Baby Peepal sulle scale della mia Guest House a Varanasi
Sebbene siano in parte comuni anche ad altre specie di Ficus, presenta caratteristiche e modalità di vita del tutto particolari in seno al mondo vegetale. Innanzitutto il fiore, che non è visibile, ma è nascosto dentro un ricettacolo carnoso, da cui svilupperà il frutto, e quindi l’impollinazione, che è affidata ad una sola ed unica specie di insetto (un imenottero, la Blastophaga quadraticeps), il quale possiede le “chiavi” per entrare nel ricettacolo, e procedere quindi alla fecodazione del fiore. Ciò spiega perché sia difficilmente riproducibile per seme al di fuori del suo areale, data la mancanza dell’apposito insetto impollinatore. La natura ha bilanciato questa limitante ecologica dotando il Peepal di una grande capacità di riproduzione agamica, di una incredibile energia germinativa dei suoi semi, e di una enorme area di disseminazione degli stessi. I semi vengono infatti mangiati dagli uccelli insieme al frutto, trasportati anche a grandi distanze, e depositati con gli escrementi nei luoghi più disparati. Ad essi basta molto poco per germinare, e frequentemente lo fanno su un ramo di un altro albero, od in qualche piccola crepa o cavità della pietra, o di edifici costruiti dall’uomo. In questi casi, si comporta come una pianta emiepifita, ed invia radici verso il basso, utilizzando l’ospite solo come sostegno. Una volta che le radici raggiungono il suolo e vi penetrano, comincia lo sviluppo della parte aerea; nel caso la pianta cresca su di un'altra, con il tempo le radici si aggrovigliano e crescendo “strangolano” il loro ospite.

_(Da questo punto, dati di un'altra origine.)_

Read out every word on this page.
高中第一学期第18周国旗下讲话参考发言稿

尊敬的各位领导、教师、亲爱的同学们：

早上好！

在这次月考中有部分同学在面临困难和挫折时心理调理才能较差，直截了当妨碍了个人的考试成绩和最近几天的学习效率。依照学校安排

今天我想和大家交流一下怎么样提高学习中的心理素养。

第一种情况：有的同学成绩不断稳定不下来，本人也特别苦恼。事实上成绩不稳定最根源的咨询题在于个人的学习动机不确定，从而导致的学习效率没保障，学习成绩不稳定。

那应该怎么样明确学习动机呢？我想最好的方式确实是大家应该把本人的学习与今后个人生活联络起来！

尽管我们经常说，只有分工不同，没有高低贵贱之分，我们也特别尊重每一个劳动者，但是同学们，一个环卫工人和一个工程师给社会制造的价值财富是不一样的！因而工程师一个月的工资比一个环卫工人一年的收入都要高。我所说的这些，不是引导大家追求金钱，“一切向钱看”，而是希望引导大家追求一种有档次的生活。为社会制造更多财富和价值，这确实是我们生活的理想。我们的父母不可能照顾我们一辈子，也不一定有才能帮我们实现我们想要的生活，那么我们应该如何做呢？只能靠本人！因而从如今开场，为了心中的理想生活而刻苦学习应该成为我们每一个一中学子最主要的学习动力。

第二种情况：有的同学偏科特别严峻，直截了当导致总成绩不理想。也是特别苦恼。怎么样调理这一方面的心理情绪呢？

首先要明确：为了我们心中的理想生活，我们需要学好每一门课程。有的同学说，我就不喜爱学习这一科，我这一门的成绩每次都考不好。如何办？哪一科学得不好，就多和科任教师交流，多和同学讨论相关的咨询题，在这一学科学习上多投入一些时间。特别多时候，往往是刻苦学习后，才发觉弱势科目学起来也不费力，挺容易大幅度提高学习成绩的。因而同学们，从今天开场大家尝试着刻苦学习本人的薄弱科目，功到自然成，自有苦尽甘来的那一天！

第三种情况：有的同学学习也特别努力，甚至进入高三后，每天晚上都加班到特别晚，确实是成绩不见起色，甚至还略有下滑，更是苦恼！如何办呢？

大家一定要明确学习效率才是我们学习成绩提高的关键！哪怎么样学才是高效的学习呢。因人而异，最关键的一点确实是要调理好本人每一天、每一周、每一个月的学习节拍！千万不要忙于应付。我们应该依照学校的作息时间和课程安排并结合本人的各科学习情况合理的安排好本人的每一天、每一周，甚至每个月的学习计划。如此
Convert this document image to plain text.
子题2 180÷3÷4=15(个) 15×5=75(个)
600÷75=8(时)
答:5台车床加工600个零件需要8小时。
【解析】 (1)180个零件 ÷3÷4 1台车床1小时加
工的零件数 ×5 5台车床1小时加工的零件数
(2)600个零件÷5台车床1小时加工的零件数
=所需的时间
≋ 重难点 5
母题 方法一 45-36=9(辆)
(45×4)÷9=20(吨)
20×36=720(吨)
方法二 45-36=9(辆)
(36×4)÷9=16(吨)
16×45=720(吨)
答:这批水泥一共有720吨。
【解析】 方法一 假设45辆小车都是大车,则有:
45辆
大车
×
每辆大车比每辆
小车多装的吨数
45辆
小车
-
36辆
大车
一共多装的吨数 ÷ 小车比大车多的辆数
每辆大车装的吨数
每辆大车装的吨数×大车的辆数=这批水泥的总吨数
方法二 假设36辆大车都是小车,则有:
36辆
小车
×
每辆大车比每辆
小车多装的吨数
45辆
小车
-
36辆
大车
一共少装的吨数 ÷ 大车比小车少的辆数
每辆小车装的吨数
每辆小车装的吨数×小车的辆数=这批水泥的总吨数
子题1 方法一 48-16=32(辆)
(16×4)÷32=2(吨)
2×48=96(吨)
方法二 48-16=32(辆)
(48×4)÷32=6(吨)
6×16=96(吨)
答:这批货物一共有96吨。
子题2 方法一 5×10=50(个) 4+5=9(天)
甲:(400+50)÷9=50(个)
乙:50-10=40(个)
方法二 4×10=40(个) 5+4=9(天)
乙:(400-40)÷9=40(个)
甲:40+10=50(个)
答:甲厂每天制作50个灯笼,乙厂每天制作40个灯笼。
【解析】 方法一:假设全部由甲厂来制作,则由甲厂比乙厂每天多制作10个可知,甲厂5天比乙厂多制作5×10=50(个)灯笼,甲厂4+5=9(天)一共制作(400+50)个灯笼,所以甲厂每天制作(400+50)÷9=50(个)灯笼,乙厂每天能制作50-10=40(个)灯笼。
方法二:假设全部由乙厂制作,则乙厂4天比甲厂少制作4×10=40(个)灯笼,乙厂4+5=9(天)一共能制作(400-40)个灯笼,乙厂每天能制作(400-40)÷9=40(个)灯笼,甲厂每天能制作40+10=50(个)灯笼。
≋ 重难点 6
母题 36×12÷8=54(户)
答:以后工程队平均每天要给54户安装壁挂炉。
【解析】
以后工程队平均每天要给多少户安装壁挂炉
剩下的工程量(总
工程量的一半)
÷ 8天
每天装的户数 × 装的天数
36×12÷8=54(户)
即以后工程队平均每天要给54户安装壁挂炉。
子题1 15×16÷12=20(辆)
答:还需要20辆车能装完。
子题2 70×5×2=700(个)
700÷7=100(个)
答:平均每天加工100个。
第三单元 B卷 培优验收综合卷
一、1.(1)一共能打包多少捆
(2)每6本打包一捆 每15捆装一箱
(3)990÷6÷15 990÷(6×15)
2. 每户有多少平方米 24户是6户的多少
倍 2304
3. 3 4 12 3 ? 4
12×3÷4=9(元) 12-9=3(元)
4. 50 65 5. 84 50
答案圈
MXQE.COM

Radici aeree di Ficus religiosa su muro di mattoni a Varanasi
La capacità di portare la vita su supporti sterili e/o inospitali, in ecosistemi rifuggiti dalla maggioranza delle piante, è fortemente evocativo, e suggerisce una spiegazione all’assimilazione popolare del Peepal con la fertilità, per come innanzi già accennato. Non solo, secondo Sitaram ed altri, il possibile insediamento della pianta sugli antichissimi cumuli di pietre, una delle prime manifestazioni di luoghi da preghiera prodotti dall’uomo, e la conseguente associazione Peepal-luogo sacro, son alla base di un primordiale processo di sacralizzazione della specie. La quale comunque, con questo suo installarsi dall’alto di un altro albero, con il suo lento discendere verso il basso, è di per se stessa fortemente simbolica; questo comportamento da epifita, infine, da un senso compiuto ai versi della Baghavad che aprono il Post.